A fictional memoir chronicles an American bombardier’s experiences in World War II.
Nathan Bedford Forrest “Sully” Sullivan was raised in a modest cottage in Virginia, on a plantation once owned by his great-grandfather, Wilcox Timor Sullivan, who fought as a Confederate in the Civil War. But although he descends from slave owners, Sully’s best friends growing up were two young African-Americans whose families had worked on his land. After graduating high school in 1936, Sully attends the University of Virginia, does a stint as an exchange student in Paris, and aspires to be a novelist.

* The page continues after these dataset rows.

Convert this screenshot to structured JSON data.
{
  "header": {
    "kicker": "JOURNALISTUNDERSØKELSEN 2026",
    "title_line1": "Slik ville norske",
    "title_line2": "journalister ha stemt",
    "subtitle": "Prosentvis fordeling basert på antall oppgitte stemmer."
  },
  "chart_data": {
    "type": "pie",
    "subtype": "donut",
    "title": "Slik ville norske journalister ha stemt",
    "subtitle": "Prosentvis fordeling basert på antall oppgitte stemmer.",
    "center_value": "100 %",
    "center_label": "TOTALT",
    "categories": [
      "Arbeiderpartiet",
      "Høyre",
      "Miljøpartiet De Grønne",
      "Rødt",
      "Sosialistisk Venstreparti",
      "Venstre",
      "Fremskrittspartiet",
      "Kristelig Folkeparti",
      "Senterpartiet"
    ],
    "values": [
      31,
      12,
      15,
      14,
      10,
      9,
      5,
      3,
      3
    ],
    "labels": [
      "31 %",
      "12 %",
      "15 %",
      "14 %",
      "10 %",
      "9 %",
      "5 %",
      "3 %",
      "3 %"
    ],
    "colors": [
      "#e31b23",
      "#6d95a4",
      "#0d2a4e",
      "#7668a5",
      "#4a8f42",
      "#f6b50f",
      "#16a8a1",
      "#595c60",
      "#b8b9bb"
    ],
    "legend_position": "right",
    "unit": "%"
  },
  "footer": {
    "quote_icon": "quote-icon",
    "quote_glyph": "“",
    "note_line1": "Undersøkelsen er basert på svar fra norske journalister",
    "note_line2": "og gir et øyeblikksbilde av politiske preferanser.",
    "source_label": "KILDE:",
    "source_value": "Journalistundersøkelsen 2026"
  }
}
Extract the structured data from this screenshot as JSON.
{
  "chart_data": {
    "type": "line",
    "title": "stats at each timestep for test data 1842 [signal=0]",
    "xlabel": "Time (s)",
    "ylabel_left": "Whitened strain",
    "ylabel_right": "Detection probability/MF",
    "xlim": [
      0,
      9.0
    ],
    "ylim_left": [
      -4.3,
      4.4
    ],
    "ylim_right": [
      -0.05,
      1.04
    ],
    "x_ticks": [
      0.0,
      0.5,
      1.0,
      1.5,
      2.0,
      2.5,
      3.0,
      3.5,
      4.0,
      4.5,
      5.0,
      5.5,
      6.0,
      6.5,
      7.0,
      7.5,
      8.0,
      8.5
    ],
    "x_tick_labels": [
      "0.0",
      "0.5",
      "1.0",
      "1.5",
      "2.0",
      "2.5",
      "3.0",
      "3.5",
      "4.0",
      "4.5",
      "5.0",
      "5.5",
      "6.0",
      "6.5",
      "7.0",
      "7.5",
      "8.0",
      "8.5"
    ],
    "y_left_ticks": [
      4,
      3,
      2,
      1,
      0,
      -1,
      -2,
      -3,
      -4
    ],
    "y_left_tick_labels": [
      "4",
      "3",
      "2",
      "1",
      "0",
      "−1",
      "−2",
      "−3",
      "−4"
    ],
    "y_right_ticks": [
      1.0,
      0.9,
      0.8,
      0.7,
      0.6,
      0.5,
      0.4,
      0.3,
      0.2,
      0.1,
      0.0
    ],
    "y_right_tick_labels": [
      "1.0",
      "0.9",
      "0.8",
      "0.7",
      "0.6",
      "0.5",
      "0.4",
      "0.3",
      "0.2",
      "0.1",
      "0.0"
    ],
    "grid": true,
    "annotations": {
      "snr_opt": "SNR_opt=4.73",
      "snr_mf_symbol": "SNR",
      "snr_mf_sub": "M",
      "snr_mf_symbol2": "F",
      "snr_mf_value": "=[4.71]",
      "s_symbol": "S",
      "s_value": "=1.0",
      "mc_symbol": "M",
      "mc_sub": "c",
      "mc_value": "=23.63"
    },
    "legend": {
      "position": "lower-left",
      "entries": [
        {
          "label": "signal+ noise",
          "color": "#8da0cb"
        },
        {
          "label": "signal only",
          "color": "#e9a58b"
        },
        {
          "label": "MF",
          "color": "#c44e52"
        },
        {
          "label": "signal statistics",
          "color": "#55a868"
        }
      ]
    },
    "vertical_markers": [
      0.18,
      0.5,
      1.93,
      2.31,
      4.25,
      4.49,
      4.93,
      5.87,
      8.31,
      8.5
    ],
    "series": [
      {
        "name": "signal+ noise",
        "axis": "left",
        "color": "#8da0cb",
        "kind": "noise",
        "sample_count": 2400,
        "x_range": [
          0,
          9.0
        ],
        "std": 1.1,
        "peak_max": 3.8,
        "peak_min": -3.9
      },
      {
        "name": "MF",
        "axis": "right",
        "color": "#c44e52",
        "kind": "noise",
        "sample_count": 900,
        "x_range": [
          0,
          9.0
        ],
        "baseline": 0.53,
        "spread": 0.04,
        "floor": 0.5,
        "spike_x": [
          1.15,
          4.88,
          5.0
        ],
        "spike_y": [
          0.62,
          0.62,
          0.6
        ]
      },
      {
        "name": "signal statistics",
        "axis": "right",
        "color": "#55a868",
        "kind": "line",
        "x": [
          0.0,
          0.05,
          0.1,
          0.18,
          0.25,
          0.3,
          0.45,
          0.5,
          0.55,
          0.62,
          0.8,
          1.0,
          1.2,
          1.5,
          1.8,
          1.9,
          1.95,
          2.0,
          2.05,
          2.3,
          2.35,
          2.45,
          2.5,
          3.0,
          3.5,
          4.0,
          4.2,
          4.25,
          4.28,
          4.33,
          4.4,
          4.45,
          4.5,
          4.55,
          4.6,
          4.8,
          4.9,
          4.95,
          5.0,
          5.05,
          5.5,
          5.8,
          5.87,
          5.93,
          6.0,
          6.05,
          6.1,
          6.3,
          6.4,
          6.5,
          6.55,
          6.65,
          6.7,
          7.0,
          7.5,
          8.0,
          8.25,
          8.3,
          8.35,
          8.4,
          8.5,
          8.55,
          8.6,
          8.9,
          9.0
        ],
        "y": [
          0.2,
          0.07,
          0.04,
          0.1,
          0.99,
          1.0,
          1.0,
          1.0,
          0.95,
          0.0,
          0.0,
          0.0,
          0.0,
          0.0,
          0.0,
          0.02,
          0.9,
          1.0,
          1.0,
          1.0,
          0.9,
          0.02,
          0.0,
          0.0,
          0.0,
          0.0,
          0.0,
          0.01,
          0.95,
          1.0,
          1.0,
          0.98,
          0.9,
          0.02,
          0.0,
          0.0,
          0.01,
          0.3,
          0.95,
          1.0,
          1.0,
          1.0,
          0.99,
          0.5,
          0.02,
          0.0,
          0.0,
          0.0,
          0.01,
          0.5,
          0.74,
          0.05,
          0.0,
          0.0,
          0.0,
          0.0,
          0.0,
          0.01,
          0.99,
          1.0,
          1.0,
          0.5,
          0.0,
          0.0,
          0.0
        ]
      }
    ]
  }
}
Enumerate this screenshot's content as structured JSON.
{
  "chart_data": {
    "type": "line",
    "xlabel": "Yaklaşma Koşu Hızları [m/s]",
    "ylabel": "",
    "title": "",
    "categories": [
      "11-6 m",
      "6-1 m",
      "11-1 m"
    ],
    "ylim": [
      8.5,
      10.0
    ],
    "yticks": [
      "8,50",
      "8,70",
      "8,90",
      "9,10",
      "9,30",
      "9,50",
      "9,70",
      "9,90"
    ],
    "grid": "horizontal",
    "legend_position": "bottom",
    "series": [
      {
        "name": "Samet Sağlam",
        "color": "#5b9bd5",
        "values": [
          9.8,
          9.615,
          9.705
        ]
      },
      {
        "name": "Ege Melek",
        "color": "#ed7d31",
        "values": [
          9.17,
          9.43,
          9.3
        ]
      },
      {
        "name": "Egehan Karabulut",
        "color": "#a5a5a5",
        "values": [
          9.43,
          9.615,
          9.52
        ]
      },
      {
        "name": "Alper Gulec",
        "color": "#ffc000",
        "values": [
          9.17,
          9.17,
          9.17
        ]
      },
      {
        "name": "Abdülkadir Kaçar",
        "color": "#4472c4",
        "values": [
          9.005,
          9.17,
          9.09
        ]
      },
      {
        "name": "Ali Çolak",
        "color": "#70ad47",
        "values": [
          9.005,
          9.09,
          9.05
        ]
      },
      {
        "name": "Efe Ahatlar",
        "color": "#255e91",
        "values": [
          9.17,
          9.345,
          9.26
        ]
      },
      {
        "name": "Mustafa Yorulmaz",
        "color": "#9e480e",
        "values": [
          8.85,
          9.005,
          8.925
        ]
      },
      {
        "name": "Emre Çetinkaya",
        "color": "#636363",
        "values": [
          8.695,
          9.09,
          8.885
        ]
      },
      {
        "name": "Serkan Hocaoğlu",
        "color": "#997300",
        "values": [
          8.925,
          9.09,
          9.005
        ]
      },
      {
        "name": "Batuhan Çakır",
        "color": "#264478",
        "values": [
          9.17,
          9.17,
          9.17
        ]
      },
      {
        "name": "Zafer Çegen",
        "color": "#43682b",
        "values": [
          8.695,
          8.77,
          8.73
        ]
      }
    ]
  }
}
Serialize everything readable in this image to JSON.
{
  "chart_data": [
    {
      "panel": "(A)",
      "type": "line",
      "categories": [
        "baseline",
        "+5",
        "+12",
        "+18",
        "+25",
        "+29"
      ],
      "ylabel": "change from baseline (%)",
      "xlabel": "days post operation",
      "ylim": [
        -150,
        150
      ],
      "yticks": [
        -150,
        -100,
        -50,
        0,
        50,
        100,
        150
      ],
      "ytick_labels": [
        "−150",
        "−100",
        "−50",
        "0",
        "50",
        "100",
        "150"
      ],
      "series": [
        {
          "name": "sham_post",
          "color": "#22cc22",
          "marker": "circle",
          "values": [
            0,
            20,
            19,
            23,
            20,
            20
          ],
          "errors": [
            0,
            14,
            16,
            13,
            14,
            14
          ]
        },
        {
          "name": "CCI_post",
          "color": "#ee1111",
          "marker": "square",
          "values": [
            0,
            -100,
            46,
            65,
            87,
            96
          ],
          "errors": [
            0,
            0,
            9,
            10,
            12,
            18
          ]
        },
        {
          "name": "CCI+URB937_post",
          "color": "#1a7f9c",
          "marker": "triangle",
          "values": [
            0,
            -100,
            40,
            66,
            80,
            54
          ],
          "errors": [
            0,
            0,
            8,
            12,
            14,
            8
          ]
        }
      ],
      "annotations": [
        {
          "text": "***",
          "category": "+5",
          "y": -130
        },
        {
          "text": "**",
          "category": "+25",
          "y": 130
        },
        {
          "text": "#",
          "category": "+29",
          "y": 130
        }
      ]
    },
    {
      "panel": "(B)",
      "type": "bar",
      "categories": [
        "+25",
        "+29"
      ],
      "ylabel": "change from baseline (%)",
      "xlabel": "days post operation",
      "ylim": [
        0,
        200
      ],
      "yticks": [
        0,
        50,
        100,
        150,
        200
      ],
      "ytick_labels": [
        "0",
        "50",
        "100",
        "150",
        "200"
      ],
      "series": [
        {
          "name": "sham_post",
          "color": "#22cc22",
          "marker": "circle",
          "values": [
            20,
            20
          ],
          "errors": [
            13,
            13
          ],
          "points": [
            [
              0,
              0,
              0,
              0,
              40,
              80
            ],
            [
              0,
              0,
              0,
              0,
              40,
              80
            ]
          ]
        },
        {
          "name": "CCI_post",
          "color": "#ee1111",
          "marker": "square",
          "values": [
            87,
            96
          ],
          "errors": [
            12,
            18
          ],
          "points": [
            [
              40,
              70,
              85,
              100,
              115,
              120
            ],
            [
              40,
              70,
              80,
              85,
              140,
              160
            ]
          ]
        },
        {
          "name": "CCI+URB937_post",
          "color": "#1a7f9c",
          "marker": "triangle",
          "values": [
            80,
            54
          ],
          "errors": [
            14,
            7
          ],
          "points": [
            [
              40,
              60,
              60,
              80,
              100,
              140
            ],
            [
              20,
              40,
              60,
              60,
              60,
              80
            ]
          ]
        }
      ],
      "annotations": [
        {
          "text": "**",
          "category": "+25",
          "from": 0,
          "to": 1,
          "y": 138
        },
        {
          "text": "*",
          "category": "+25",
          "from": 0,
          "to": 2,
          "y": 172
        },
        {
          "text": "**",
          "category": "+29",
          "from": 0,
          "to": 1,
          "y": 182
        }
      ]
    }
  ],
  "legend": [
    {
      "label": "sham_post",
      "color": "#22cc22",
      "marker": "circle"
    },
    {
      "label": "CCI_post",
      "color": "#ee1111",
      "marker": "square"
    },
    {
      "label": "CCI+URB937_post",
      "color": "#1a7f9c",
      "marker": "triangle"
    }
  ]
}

As war brews in Europe, Sully—who considers himself a pacifist—stays at home to pursue his writing; he’s called in by the draft board but is rejected, due to his flat feet. After the attack on Pearl Harbor in December 1941, he has a change of heart and volunteers for the Army Air Corps, is accepted, and becomes a bombardier. Sully flies many dangerous missions, earns a Distinguished Flying Cross, and then gets shot down while on a bombing mission over Schweinfurt. His injuries are grave and one of his legs is partially amputated. Members of the French Resistance rescue him, and he eventually becomes an officer in the Office of Strategic Services. He proves an effective spy, participating in the bombing of a train and the assassination of an SS general. Author Harden (Bombing, 2010) writes with great confidence and undeniable expertise; indeed, the novel’s principal strength is its historical authenticity. Also, the prose can be elegantly philosophical at times: “I drew a distinction between mental depression and abject resignation. Depression was nebulous and without readily identifiable cause. Abject resignation has a clearly tangible cause—imminent death.” However, the book is far too long and prone to gratuitous digression; for example, one anticlimactic subplot involving a health scare doesn’t advance any of the book’s primary themes and feels unnecessary. As a result, although there’s no shortage of drama, the pace can seem lumbering at times.
A historically astute, if sometimes-lethargic, dramatization of wartime.